Boadilla del Monte, una localidad profundamente vinculada a la naturaleza y a la protección de su entorno verde, cuenta ahora con una alternativa
innovadora para afrontar el duelo. Se trata de Recordarmiarbol, una iniciativa que permite transformar las cenizas de los seres queridos (zoma de personas y zona de mascotas) en árboles vivos, creando legados que respiran y regeneran el planeta.
Esta propuesta nace para ofrecer una despedida más humana y sostenible, alejándose de los métodos tradicionales.
El proyecto se desarrolla en un bosque privado de Segovia, donde las cenizas se integran en urnas biodegradables que nutren el crecimiento de un nuevo ejemplar en zonas que fueron devastadas por incendios forestales en el pasado.
Para los vecinos de Boadilla, esta opción representa una forma poética de cerrar el ciclo de la vida. En lugar de una tumba convencional, las familias participan en una reforestación real. El proceso garantiza que la esencia del fallecido o de nuestros animales contribuyan directamente a la recuperación de la biodiversidad y a la creación de nuevos pulmones verdes.
La tecnología también juega un papel clave en este homenaje. Cada árbol es geolocalizado mediante un sistema GPS, permitiendo a las familias conocer sus coordenadas exactas. Así, cualquier vecino puede desplazarse al bosque para visitar el ejemplar, seguir su crecimiento y encontrar un espacio de paz y conexión directa con la naturaleza.
Las familias dispondrán de pinos albares procedentes de viveros cercanos, que hoy son el gran protagonista por su resistencia y capacidad de reforestación en suelos incendiados, y respecto al coste del servicio, Recordarmiarbol ofrece:
El servicio básico de plantación y geolocalización es de 450€ para personas y de 299€ para mascotas (las zonas estan diferenciadas), una cifra significativamente más económica que los costes de mantenimiento y tasas de un nicho o sepultura en un cementerio convencional.

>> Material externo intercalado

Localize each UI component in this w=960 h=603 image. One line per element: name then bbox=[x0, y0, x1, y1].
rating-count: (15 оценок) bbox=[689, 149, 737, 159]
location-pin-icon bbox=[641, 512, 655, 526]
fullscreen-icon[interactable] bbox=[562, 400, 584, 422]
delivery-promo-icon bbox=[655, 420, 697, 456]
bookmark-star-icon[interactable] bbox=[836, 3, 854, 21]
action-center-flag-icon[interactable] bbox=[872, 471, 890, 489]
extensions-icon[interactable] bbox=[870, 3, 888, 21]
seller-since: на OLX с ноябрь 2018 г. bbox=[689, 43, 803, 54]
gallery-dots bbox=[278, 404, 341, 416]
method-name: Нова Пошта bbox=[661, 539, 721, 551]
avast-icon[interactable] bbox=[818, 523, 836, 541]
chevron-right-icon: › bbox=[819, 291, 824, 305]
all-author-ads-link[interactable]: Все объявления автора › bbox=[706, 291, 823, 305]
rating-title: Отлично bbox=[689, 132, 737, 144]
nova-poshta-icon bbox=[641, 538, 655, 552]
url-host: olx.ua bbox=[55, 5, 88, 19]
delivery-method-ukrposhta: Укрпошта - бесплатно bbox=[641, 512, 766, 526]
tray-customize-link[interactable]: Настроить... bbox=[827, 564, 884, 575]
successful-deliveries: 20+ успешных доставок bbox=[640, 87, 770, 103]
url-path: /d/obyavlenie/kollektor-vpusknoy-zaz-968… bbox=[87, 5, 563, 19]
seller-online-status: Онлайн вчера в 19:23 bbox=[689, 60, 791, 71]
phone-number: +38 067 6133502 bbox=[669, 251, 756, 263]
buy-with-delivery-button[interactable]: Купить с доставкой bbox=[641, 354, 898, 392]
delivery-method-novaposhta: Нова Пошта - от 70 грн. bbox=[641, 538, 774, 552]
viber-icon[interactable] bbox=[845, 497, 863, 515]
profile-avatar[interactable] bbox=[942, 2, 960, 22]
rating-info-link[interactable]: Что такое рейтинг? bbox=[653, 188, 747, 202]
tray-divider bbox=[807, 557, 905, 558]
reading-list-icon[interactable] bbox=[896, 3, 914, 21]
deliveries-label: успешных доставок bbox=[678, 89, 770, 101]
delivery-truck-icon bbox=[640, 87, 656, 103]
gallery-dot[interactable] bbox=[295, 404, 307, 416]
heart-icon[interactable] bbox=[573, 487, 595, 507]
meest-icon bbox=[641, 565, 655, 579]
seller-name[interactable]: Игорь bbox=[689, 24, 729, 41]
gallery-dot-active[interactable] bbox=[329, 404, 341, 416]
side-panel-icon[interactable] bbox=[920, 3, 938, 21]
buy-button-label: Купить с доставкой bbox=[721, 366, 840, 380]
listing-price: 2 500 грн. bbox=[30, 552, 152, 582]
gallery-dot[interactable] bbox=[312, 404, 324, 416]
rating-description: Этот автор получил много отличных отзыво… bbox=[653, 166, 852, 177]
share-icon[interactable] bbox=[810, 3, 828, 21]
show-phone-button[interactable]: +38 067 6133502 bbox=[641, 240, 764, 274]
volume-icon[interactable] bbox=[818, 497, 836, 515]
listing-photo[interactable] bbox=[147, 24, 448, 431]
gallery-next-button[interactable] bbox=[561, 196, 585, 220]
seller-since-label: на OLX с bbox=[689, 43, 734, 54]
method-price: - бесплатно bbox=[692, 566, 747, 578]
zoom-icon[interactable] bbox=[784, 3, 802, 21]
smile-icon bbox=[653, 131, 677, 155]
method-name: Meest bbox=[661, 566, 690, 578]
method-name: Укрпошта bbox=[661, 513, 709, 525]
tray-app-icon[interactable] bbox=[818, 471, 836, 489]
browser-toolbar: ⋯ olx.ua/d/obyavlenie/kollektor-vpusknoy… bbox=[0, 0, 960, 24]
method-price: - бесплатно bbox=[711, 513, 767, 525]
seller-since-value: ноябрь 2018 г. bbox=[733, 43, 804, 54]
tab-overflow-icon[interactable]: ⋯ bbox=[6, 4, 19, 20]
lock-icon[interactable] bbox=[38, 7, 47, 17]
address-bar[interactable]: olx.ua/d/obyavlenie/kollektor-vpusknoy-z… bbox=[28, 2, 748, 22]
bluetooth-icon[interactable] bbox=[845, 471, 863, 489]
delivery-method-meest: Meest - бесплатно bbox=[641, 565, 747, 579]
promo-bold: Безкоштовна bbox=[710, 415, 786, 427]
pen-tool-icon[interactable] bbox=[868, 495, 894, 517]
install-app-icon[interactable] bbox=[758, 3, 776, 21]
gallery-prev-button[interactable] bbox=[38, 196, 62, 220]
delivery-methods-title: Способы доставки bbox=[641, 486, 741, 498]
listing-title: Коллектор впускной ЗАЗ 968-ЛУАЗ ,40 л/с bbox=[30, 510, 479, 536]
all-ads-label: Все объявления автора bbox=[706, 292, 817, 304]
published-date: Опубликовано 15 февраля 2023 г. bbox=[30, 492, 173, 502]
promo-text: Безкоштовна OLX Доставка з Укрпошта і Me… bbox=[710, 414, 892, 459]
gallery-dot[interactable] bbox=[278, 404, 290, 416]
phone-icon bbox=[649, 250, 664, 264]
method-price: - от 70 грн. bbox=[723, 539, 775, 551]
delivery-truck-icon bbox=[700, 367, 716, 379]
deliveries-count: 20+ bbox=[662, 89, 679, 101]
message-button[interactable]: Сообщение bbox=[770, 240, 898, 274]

Desde Recordarmiarbol explican que su objetivo es la «reforestación emocional». Al transformar el dolor de la pérdida en oxígeno, las familias encuentran un consuelo único. Saben que la memoria de su ser querido no se desvanece, sino que ayuda a sanar una tierra que un día fue consumida por las llamas.
Esta alternativa es ideal para una comunidad con gran conciencia ecológica como la de Boadilla del Monte. Es una oportunidad para que el último gesto de una persona sea un acto de generosidad hacia el futuro, convirtiendo el adiós en un compromiso vivo con la sostenibilidad y la regeneración del medio ambiente.